A century ago, a black schoolmaster was the odd one out in ‘gloomy’ Nieuwe Krim/Dalerpeel. ‘He taught the boys to swim and they taught him to skate’

In the series This week in… we look back at special events. This time we go back to 1923, when a black schoolmaster founded the Christian school in Nieuwe Krim/Dalerpeel.

Muddy dirt roads. Dead straight neighborhoods with ships to transport peat. Bridges with a railing on one side only. Only intended to reach the other side on foot. Here and there some stone houses. Otherwise dilapidated chain and huts far into the field. Where large families had to do everything they could to keep their heads above water.

‘A gloomy region in the peat bogs’, is the first sentence of the book that historian Huib Minderhoud, who died last year, wrote about the Christian school in Nieuwe Krim/Dalerpeel. It has existed for a century this year, reason for celebration.

Poverty

Despite the poverty, the villagers had managed to afford a church and a parsonage at the time. ‘They had to scrape together the money, as it were saved from their own mouth,’ writes Minderhoud in his book from 1993. Around 1920 there was still one big wish left: a private school.

,, Village children were mainly dependent on the public school in Steenwijksmoer at that time. They went there on foot via all kinds of muddy paths, or sometimes by boat,” says Klaas Veldhuis, who is committed to a large photo exhibition about a hundred years of primary school in Nieuwe Krim and Dalerpeel.

Quarrel in the school board

Distance and bad weather were a major obstacle to the journey to Steenwijksmoer. This also applied to the public school in Dalerend. But according to Minderhoud there was another important reason for having its own school: the village wanted Christian education. Not only for the reformed church community of evangelist Willem Veldmeijer, but also for the Reformed. They were mainly peasants and farmers. The two movements would regularly get into a fight with each other in the school board.

That mutual suspicion was there from the start. It was to be determined by lot which church party would be the first head of the school. The Reformed won, and Master De Koning was appointed on their behalf. The Reformed came with Master Venghaus. ‘As black as the peat water in the Dommerswijk’, Minderhoud notes about how surprised the village community was at first about his skin colour.

Swimming and skating

‘It was very special that a Surinamese master was appointed,’ writes Jenny Spaargaren about her youth in Nieuwe Krim and Dalerpeel. Spaargaren is the granddaughter of evangelist Veldmeijer, next to whom Venghaus came to live. ‘This master was much loved by the parents and the schoolchildren. He taught the boys to swim and they taught him to skate.’

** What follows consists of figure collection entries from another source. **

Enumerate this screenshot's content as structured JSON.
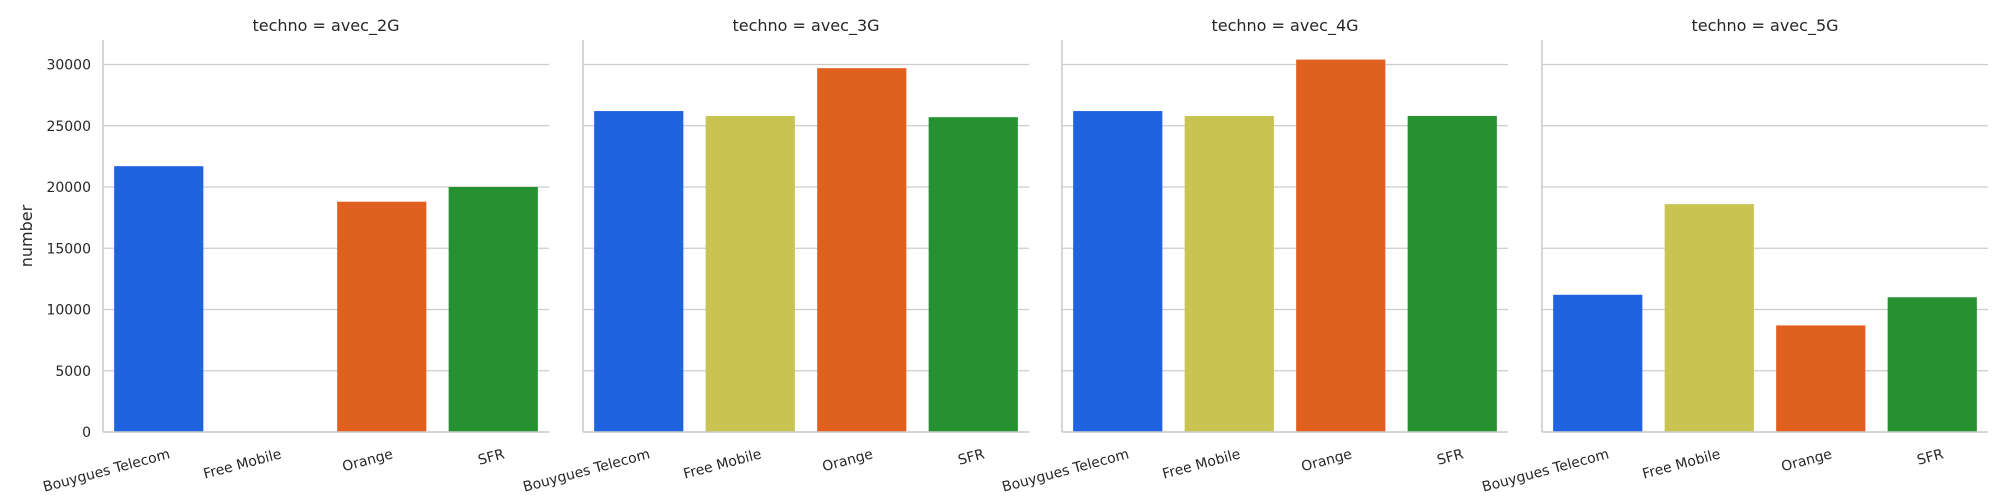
{
  "chart_data": {
    "type": "bar",
    "ylabel": "number",
    "ylim": [
      0,
      32000
    ],
    "yticks": [
      0,
      5000,
      10000,
      15000,
      20000,
      25000,
      30000
    ],
    "grid": true,
    "categories": [
      "Bouygues Telecom",
      "Free Mobile",
      "Orange",
      "SFR"
    ],
    "category_colors": [
      "#2063e0",
      "#c9c452",
      "#e0601f",
      "#259131"
    ],
    "panels": [
      {
        "title": "techno = avec_2G",
        "values": [
          21700,
          0,
          18800,
          20000
        ]
      },
      {
        "title": "techno = avec_3G",
        "values": [
          26200,
          25800,
          29700,
          25700
        ]
      },
      {
        "title": "techno = avec_4G",
        "values": [
          26200,
          25800,
          30400,
          25800
        ]
      },
      {
        "title": "techno = avec_5G",
        "values": [
          11200,
          18600,
          8700,
          11000
        ]
      }
    ]
  }
}
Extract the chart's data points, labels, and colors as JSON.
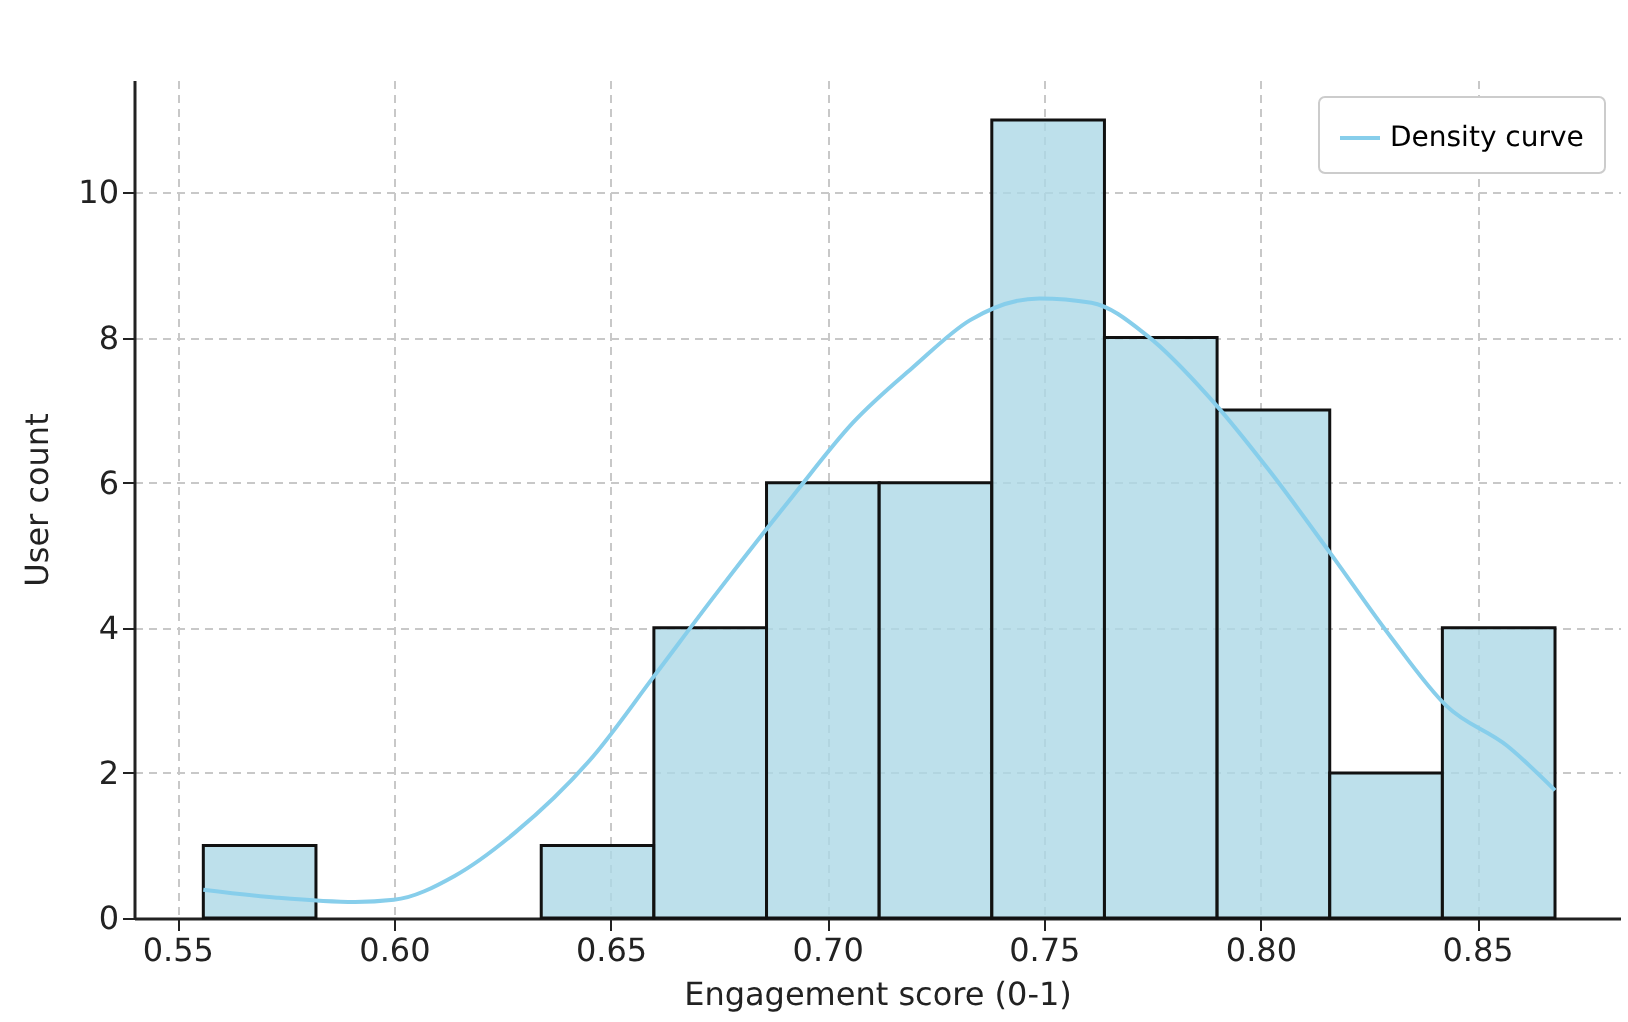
{
  "chart_data": {
    "type": "histogram",
    "xlabel": "Engagement score (0-1)",
    "ylabel": "User count",
    "bins": [
      0.556,
      0.582,
      0.608,
      0.634,
      0.66,
      0.686,
      0.712,
      0.738,
      0.764,
      0.79,
      0.816,
      0.842,
      0.868
    ],
    "series": [
      {
        "color": "#add8e6",
        "values": [
          1,
          0,
          0,
          1,
          4,
          6,
          6,
          11,
          8,
          7,
          2,
          4
        ]
      },
      {
        "type": "line",
        "name": "Density curve",
        "color": "#87ceeb",
        "x": [
          0.556,
          0.573,
          0.591,
          0.6,
          0.614,
          0.628,
          0.646,
          0.66,
          0.674,
          0.692,
          0.706,
          0.72,
          0.733,
          0.749,
          0.761,
          0.774,
          0.788,
          0.802,
          0.816,
          0.83,
          0.843,
          0.857,
          0.868
        ],
        "values": [
          0.39,
          0.28,
          0.22,
          0.25,
          0.58,
          1.18,
          2.23,
          3.33,
          4.44,
          5.81,
          6.83,
          7.6,
          8.24,
          8.54,
          8.48,
          8.02,
          7.19,
          6.17,
          5.04,
          3.88,
          2.92,
          2.37,
          1.76
        ]
      }
    ],
    "xlim": [
      0.54,
      0.883
    ],
    "ylim": [
      0,
      11.55
    ],
    "xticks": [
      0.55,
      {
        "value": 0.6,
        "label": "0.60"
      },
      0.65,
      {
        "value": 0.7,
        "label": "0.70"
      },
      0.75,
      {
        "value": 0.8,
        "label": "0.80"
      },
      0.85
    ],
    "yticks": [
      0,
      2,
      4,
      6,
      8,
      10
    ],
    "grid": true,
    "legend": "top right"
  }
}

That swimming happened in one of the many neighborhoods. In return, one of his students promised to help him skate. ‘But he secretly sprinkled some sand on the ice beforehand. When the master fell all the time, the miscreant was watching with pleasure.’ Despite this, Venghaus learned to skate very well, writes Minderhoud.

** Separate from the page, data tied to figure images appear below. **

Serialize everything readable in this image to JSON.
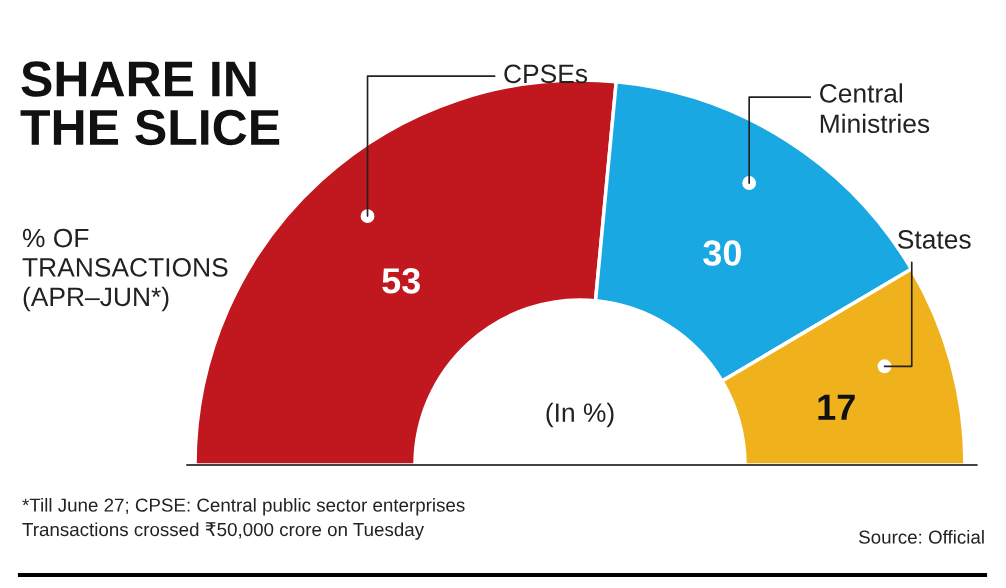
{
  "chart_data": {
    "type": "donut",
    "title": "SHARE IN\nTHE SLICE",
    "subtitle": "% OF\nTRANSACTIONS\n(APR–JUN*)",
    "categories": [
      "CPSEs",
      "Central\nMinistries",
      "States"
    ],
    "values": [
      53,
      30,
      17
    ],
    "colors": [
      "#c1171f",
      "#19a8e2",
      "#efb21c"
    ],
    "data_labels": true,
    "annotations": [
      "(In %)",
      "*Till June 27; CPSE: Central public sector enterprises\nTransactions crossed ₹50,000 crore on Tuesday",
      "Source: Official"
    ]
  }
}
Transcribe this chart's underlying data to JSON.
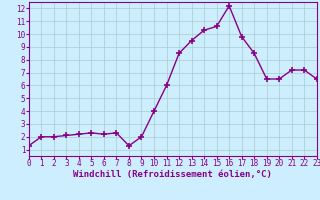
{
  "x": [
    0,
    1,
    2,
    3,
    4,
    5,
    6,
    7,
    8,
    9,
    10,
    11,
    12,
    13,
    14,
    15,
    16,
    17,
    18,
    19,
    20,
    21,
    22,
    23
  ],
  "y": [
    1.3,
    2.0,
    2.0,
    2.1,
    2.2,
    2.3,
    2.2,
    2.3,
    1.3,
    2.0,
    4.0,
    6.0,
    8.5,
    9.5,
    10.3,
    10.6,
    12.2,
    9.8,
    8.5,
    6.5,
    6.5,
    7.2,
    7.2,
    6.5
  ],
  "line_color": "#880088",
  "marker": "+",
  "marker_size": 4,
  "bg_color": "#cceeff",
  "grid_color": "#aacccc",
  "xlabel": "Windchill (Refroidissement éolien,°C)",
  "xlabel_color": "#880088",
  "tick_color": "#880088",
  "spine_color": "#880088",
  "xlim": [
    0,
    23
  ],
  "ylim": [
    0.5,
    12.5
  ],
  "yticks": [
    1,
    2,
    3,
    4,
    5,
    6,
    7,
    8,
    9,
    10,
    11,
    12
  ],
  "xticks": [
    0,
    1,
    2,
    3,
    4,
    5,
    6,
    7,
    8,
    9,
    10,
    11,
    12,
    13,
    14,
    15,
    16,
    17,
    18,
    19,
    20,
    21,
    22,
    23
  ],
  "axis_bg": "#cceeff",
  "tick_fontsize": 5.5,
  "xlabel_fontsize": 6.5,
  "linewidth": 1.0,
  "marker_linewidth": 1.2
}
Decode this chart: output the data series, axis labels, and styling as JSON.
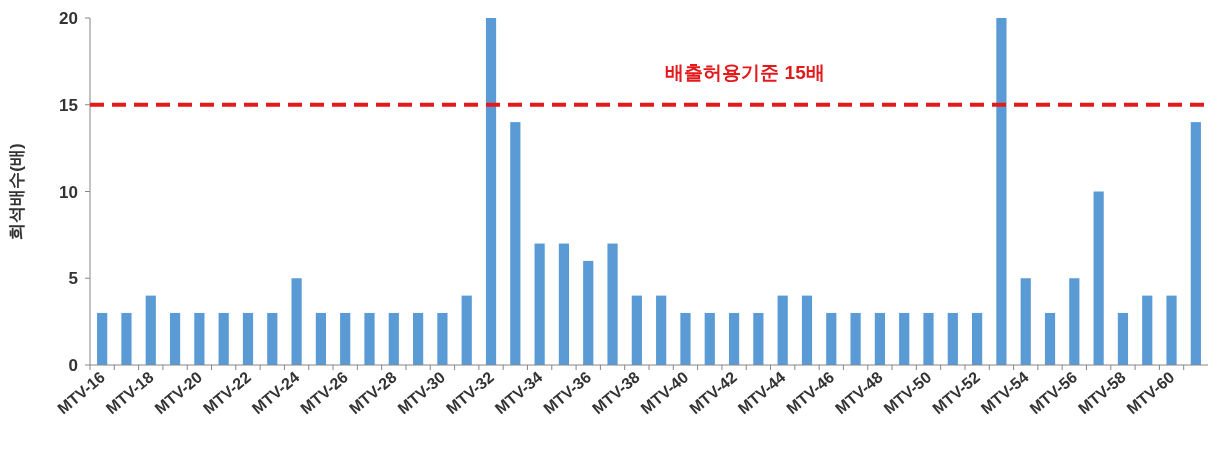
{
  "chart_data": {
    "type": "bar",
    "ylabel": "희석배수(배)",
    "categories": [
      "MTV-16",
      null,
      "MTV-18",
      null,
      "MTV-20",
      null,
      "MTV-22",
      null,
      "MTV-24",
      null,
      "MTV-26",
      null,
      "MTV-28",
      null,
      "MTV-30",
      null,
      "MTV-32",
      null,
      "MTV-34",
      null,
      "MTV-36",
      null,
      "MTV-38",
      null,
      "MTV-40",
      null,
      "MTV-42",
      null,
      "MTV-44",
      null,
      "MTV-46",
      null,
      "MTV-48",
      null,
      "MTV-50",
      null,
      "MTV-52",
      null,
      "MTV-54",
      null,
      "MTV-56",
      null,
      "MTV-58",
      null,
      "MTV-60",
      null
    ],
    "series": [
      {
        "color": "#5b9bd5",
        "values": [
          3,
          3,
          4,
          3,
          3,
          3,
          3,
          3,
          5,
          3,
          3,
          3,
          3,
          3,
          3,
          4,
          20,
          14,
          7,
          7,
          6,
          7,
          4,
          4,
          3,
          3,
          3,
          3,
          4,
          4,
          3,
          3,
          3,
          3,
          3,
          3,
          3,
          20,
          5,
          3,
          5,
          10,
          3,
          4,
          4,
          14
        ]
      }
    ],
    "ylim": [
      0,
      20
    ],
    "yticks": [
      0,
      5,
      10,
      15,
      20
    ],
    "grid": false,
    "ref_lines": [
      {
        "axis": "y",
        "value": 15,
        "label": "배출허용기준 15배",
        "color": "#e31a1c",
        "line_style": "dashed"
      }
    ]
  }
}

Venghaus also had school children’s choir Het Mosterdzaadje under his wing. He wrote a song that one of his students could still sing along seventy years later. ‘Guys, what a jool! ‘t Bimbamt, ‘t Bimbomt. Upstairs at the school. Now we step into the beat. And never be late. Bim-bam-bom-bam-bam!”

youth leader

Venghaus was a kind of youth leader for the boys who had grown up, but that didn’t last long. After only a few years he contracted tuberculosis. He had to give up his job. According to Minderhoud, he moved to a larger house in De Krim, where he spent another year curing in a tent. In 1927 he died. The whole school attended his funeral.

Within ten years of its foundation, the school had five classrooms, making it the largest in the region. CNS (Christian national school) became CVO (Christian folk education) to now CBS (Christian primary education) Willem-Alexander. The school had three locations in those hundred years.

Photo exhibition

The three-day photo exhibition starts on Friday 9 June in mfa Het Spectrum. The opening is at 13:30. In addition to more than four hundred photos, there are also films from the fifties and sixties and a video of the reunion in 1993. The exhibition can be visited until 8 p.m., on Saturdays and Sundays from 10 a.m. The following week, the school celebrates itself.